“You’d sell [Mount Boring] for pennies now, because you think it’s lost its value. But that land is priceless. That volcano barely touched it–you were the one to desecrate it” — Rex Huron to Chase Hedgeburn, Picket Line, p. 249.
|Creator(s)||Breena Wiederhoeft (author)|
|Publisher||Easel Ain’t Easy|
|Environmental Themes and Issues||Anthropomorphism, Deforestation, Environmental Activism, Habitat Destruction, Natural Disaster, Corporations, Sustainably Produced Text|
|Protagonist’s Identity||Bea: White female protagonist in her early twenties|
|Protagonist’s Level of Environmental Agency||Level 5: High Environmental Agency and Activism|
|Target Audience||Young Adult|
Picket Line is Breena Wiederhoeft’s debut graphic novel, published after she received a 2011 Xeric Award, a self-publishing grant for comic book creators. At the beginning of the comic, recent college graduate Beatrice moves from Wisconsin to Northern California in a quest to find meaning for her life. There, she meets the aptly named Rex Huron, a man who has extremely short arms and who Wiederhoeft frequently visually represents as a cartoonish Tyrannosaurus Rex. Despite his fearsome namesake, Rex is a kind, environment-loving man, and he hires Beatrice to work for his landscaping company. Soon, Rex lands a contract with Chase Hedgeburn, the scion of a wealthy California family. The Hedgeburns own the fictional Mount Boring, a dormant volcano, and vast swaths of land surrounding it. Though Chase’s father promised to donate the land to the government to transform into a public state park, Chase went to court and won the land after his father’s death. Now, Chase plans to develop the forest and construct condos. Rex disagrees with these plans, but he accepts a job with Chase anyway, telling Beatrice, “Working closely with him within his company, I might be able to appeal to his decency, you know? I would like to see him open his land to the public. I’d like him to reconsider his plans for development… I’m going to save [the forest]” (Wiederhoeft 24-25).

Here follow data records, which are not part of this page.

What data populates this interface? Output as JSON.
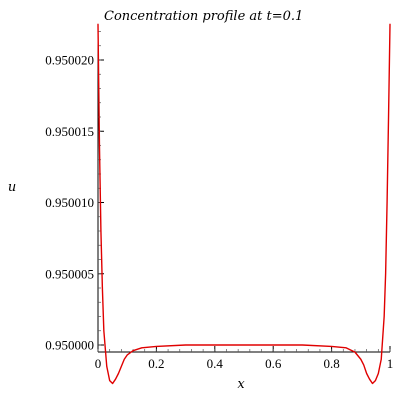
{
  "chart_data": {
    "type": "line",
    "title": "Concentration profile at t=0.1",
    "xlabel": "x",
    "ylabel": "u",
    "xlim": [
      0,
      1
    ],
    "ylim": [
      0.949999,
      0.9500225
    ],
    "x_ticks": [
      0,
      0.2,
      0.4,
      0.6,
      0.8,
      1
    ],
    "x_tick_labels": [
      "0",
      "0.2",
      "0.4",
      "0.6",
      "0.8",
      "1"
    ],
    "y_ticks": [
      0.95,
      0.950005,
      0.95001,
      0.950015,
      0.95002
    ],
    "y_tick_labels": [
      "0.950000",
      "0.950005",
      "0.950010",
      "0.950015",
      "0.950020"
    ],
    "grid": false,
    "series": [
      {
        "color": "#e00000",
        "x": [
          0,
          0.005,
          0.01,
          0.015,
          0.02,
          0.03,
          0.04,
          0.05,
          0.06,
          0.07,
          0.08,
          0.09,
          0.1,
          0.12,
          0.15,
          0.2,
          0.3,
          0.4,
          0.5,
          0.6,
          0.7,
          0.8,
          0.85,
          0.88,
          0.9,
          0.91,
          0.92,
          0.93,
          0.94,
          0.95,
          0.96,
          0.97,
          0.98,
          0.985,
          0.99,
          0.995,
          1
        ],
        "y": [
          0.9500225,
          0.950014,
          0.950008,
          0.950004,
          0.950001,
          0.9499985,
          0.9499975,
          0.9499973,
          0.9499976,
          0.949998,
          0.9499985,
          0.949999,
          0.9499993,
          0.9499996,
          0.9499998,
          0.9499999,
          0.95,
          0.95,
          0.95,
          0.95,
          0.95,
          0.9499999,
          0.9499998,
          0.9499995,
          0.949999,
          0.9499986,
          0.949998,
          0.9499976,
          0.9499973,
          0.9499975,
          0.949998,
          0.949999,
          0.950002,
          0.950005,
          0.95001,
          0.950016,
          0.9500225
        ]
      }
    ]
  }
}
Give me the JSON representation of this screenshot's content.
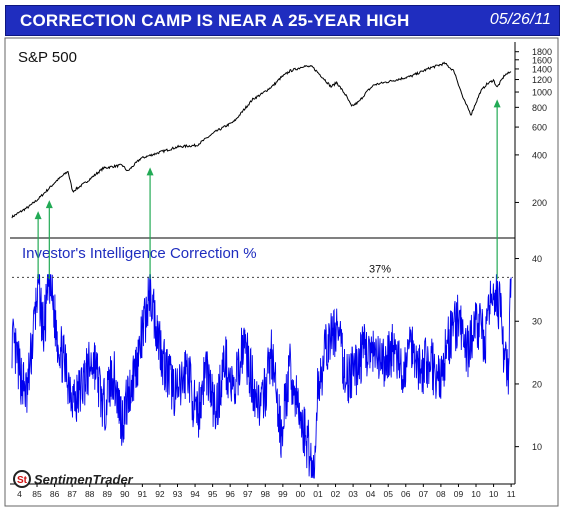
{
  "header": {
    "title": "CORRECTION CAMP IS NEAR A 25-YEAR HIGH",
    "date": "05/26/11"
  },
  "brand": {
    "logo_text": "SentimenTrader"
  },
  "colors": {
    "header_bg": "#1f2dbf",
    "line_top": "#000000",
    "line_bottom": "#0000ee",
    "arrow": "#22aa55",
    "logo_red": "#d01010"
  },
  "chart_data": [
    {
      "type": "line",
      "title": "S&P 500",
      "log_scale": true,
      "x_range": [
        1984.6,
        2011.45
      ],
      "ylim": [
        130,
        1900
      ],
      "y_ticks": [
        200,
        400,
        600,
        800,
        1000,
        1200,
        1400,
        1600,
        1800
      ],
      "y_tick_labels": [
        "200",
        "400",
        "600",
        "800",
        "1000",
        "1200",
        "1400",
        "1600",
        "1800"
      ],
      "series": [
        {
          "x": [
            1984.6,
            1985.5,
            1986.0,
            1986.5,
            1987.0,
            1987.6,
            1987.85,
            1988.5,
            1989.5,
            1990.5,
            1990.8,
            1991.5,
            1992.5,
            1993.5,
            1994.5,
            1995.5,
            1996.5,
            1997.5,
            1998.0,
            1998.6,
            1999.0,
            1999.5,
            2000.0,
            2000.2,
            2000.7,
            2001.3,
            2001.7,
            2002.0,
            2002.5,
            2002.8,
            2003.2,
            2003.6,
            2004.0,
            2005.0,
            2006.0,
            2007.0,
            2007.8,
            2008.3,
            2008.8,
            2009.2,
            2009.7,
            2010.0,
            2010.4,
            2010.6,
            2011.0,
            2011.35
          ],
          "y": [
            162,
            188,
            210,
            240,
            275,
            315,
            235,
            265,
            330,
            345,
            315,
            380,
            415,
            450,
            460,
            560,
            650,
            900,
            975,
            1100,
            1230,
            1360,
            1420,
            1460,
            1440,
            1220,
            1080,
            1150,
            950,
            810,
            870,
            1000,
            1110,
            1180,
            1260,
            1420,
            1520,
            1350,
            900,
            720,
            1000,
            1110,
            1190,
            1070,
            1280,
            1340
          ]
        }
      ],
      "annotations": [
        1986.0,
        1986.6,
        1992.0,
        2010.6
      ]
    },
    {
      "type": "line",
      "title": "Investor's Intelligence Correction %",
      "x_range": [
        1984.6,
        2011.45
      ],
      "ylim": [
        5,
        42
      ],
      "y_ticks": [
        10,
        20,
        30,
        40
      ],
      "y_tick_labels": [
        "10",
        "20",
        "30",
        "40"
      ],
      "threshold": {
        "value": 37,
        "label": "37%"
      },
      "x_tick_labels": [
        "4",
        "85",
        "86",
        "87",
        "88",
        "89",
        "90",
        "91",
        "92",
        "93",
        "94",
        "95",
        "96",
        "97",
        "98",
        "99",
        "00",
        "01",
        "02",
        "03",
        "04",
        "05",
        "06",
        "07",
        "08",
        "09",
        "10",
        "10",
        "11"
      ],
      "series": [
        {
          "x": [
            1984.6,
            1985.0,
            1985.4,
            1985.8,
            1986.0,
            1986.3,
            1986.6,
            1987.0,
            1987.5,
            1988.0,
            1988.5,
            1989.0,
            1989.5,
            1990.0,
            1990.5,
            1991.0,
            1991.5,
            1992.0,
            1992.3,
            1992.7,
            1993.0,
            1993.5,
            1994.0,
            1994.5,
            1995.0,
            1995.5,
            1996.0,
            1996.5,
            1997.0,
            1997.5,
            1998.0,
            1998.5,
            1999.0,
            1999.5,
            2000.0,
            2000.5,
            2000.8,
            2001.0,
            2001.5,
            2002.0,
            2002.5,
            2003.0,
            2003.5,
            2004.0,
            2004.5,
            2005.0,
            2005.5,
            2006.0,
            2006.5,
            2007.0,
            2007.5,
            2008.0,
            2008.5,
            2009.0,
            2009.5,
            2010.0,
            2010.4,
            2010.7,
            2011.0,
            2011.2,
            2011.35
          ],
          "y": [
            27,
            22,
            18,
            30,
            36,
            28,
            37,
            28,
            22,
            17,
            21,
            24,
            16,
            22,
            14,
            20,
            26,
            35,
            30,
            24,
            21,
            18,
            23,
            14,
            23,
            15,
            24,
            18,
            27,
            20,
            16,
            25,
            12,
            22,
            15,
            10,
            5,
            20,
            26,
            29,
            21,
            22,
            26,
            24,
            23,
            26,
            21,
            27,
            22,
            24,
            20,
            27,
            30,
            25,
            30,
            27,
            36,
            33,
            24,
            21,
            37
          ]
        }
      ]
    }
  ]
}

Beatrice doubts the sincerity of Rex’s claims, but she continues to work for him, traveling to Mount Boring to work with the landscaping crew. However, environmental activists gather outside the property fence each day, hindering the landscapers’ attempts to get to work. Soon, Beatrice, Rex, and other crew members move onto the property to avoid encountering the protestors each day. Immersed in nature, Beatrice’s affection for the forest grows stronger. She narrates, “I started thinking about the state of the forest more once we moved into the lodge and were actually living in the middle of it. I saw the Redwoods as my new neighbors. My giant, towering neighbors” (Wiederhoeft 83). However, Rex’s plan to save the forest by swaying Chase fails. Loggers soon arrive and begin cutting down the forest. Beatrice grows increasingly dissatisfied with Rex’s inaction, and she visits the picket line to speak with the protestors, who criticize Rex’s empty promises. Sickened by the deforestation and angry at Rex, she quits her landscaping job.

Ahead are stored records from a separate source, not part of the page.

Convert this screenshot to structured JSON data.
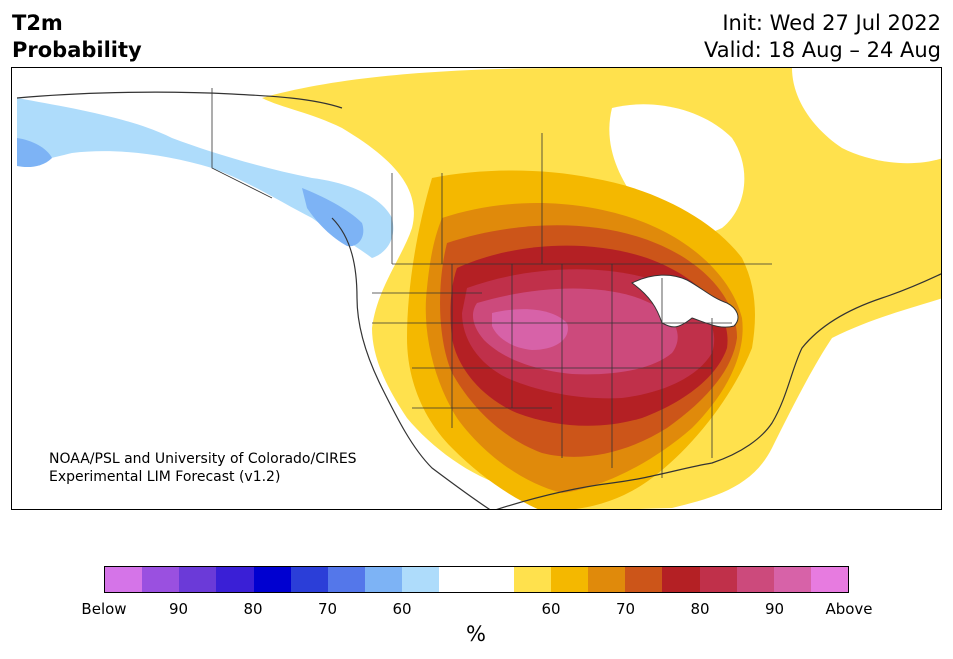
{
  "header": {
    "title_line1": "T2m",
    "title_line2": "Probability",
    "init": "Init: Wed 27 Jul 2022",
    "valid": "Valid: 18 Aug – 24 Aug"
  },
  "credit": {
    "line1": "NOAA/PSL and University of Colorado/CIRES",
    "line2": "Experimental LIM Forecast (v1.2)"
  },
  "colorbar": {
    "colors": [
      "#d574e8",
      "#9a50e0",
      "#6b3ad8",
      "#3a1fd6",
      "#0000d0",
      "#2b3ed8",
      "#5477ea",
      "#7db3f5",
      "#aedcfb",
      "#ffffff",
      "#ffffff",
      "#ffe14d",
      "#f4b800",
      "#e08a0b",
      "#cc5519",
      "#b42024",
      "#c0304a",
      "#cc4a7c",
      "#d762a8",
      "#e77be0"
    ],
    "labels": [
      "Below",
      "90",
      "80",
      "70",
      "60",
      "60",
      "70",
      "80",
      "90",
      "Above"
    ],
    "unit": "%"
  },
  "colors": {
    "cold_light": "#aedcfb",
    "cold_mid": "#7db3f5",
    "warm_50": "#ffe14d",
    "warm_60": "#f4b800",
    "warm_65": "#e08a0b",
    "warm_70": "#cc5519",
    "warm_75": "#b42024",
    "warm_80": "#c0304a",
    "warm_85": "#cc4a7c",
    "warm_90": "#d762a8"
  }
}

Beatrice soon finds a new job as a member of the picket line, literally repositioning herself on the opposite side of the fence that surrounds the mountain. Soon after her departure, Mount Boring experiences a small eruption. However, an investigation reveals that the eruption was staged, and the police arrest Rex as their primary suspect. When Beatrice and Rex’s wife visit in him prison, the volcano genuinely erupts for the first time in 300 years in a deus ex machina plot twist, forcing the town to evacuate. Relocated to a hotel out of town, Rex, Chase, and Beatrice meet at the bar for a final confrontation. Rex reveals that he has evidence that Chase has paid off judges and threatens to give all of the evidence to the police unless Chase turns himself in for faking the eruption. Chase goes to jail on minor charges and the court returns the land to the people of California, who transform the area into a state park. In the comic’s final pages, Rex lands a position as a park ranger, and Beatrice returns to work for him to help restore the land. However, Beatrice observes that only 5% of the forest’s old growth survived the eruption, meaning that their rescue of the land is a somewhat hollow victory.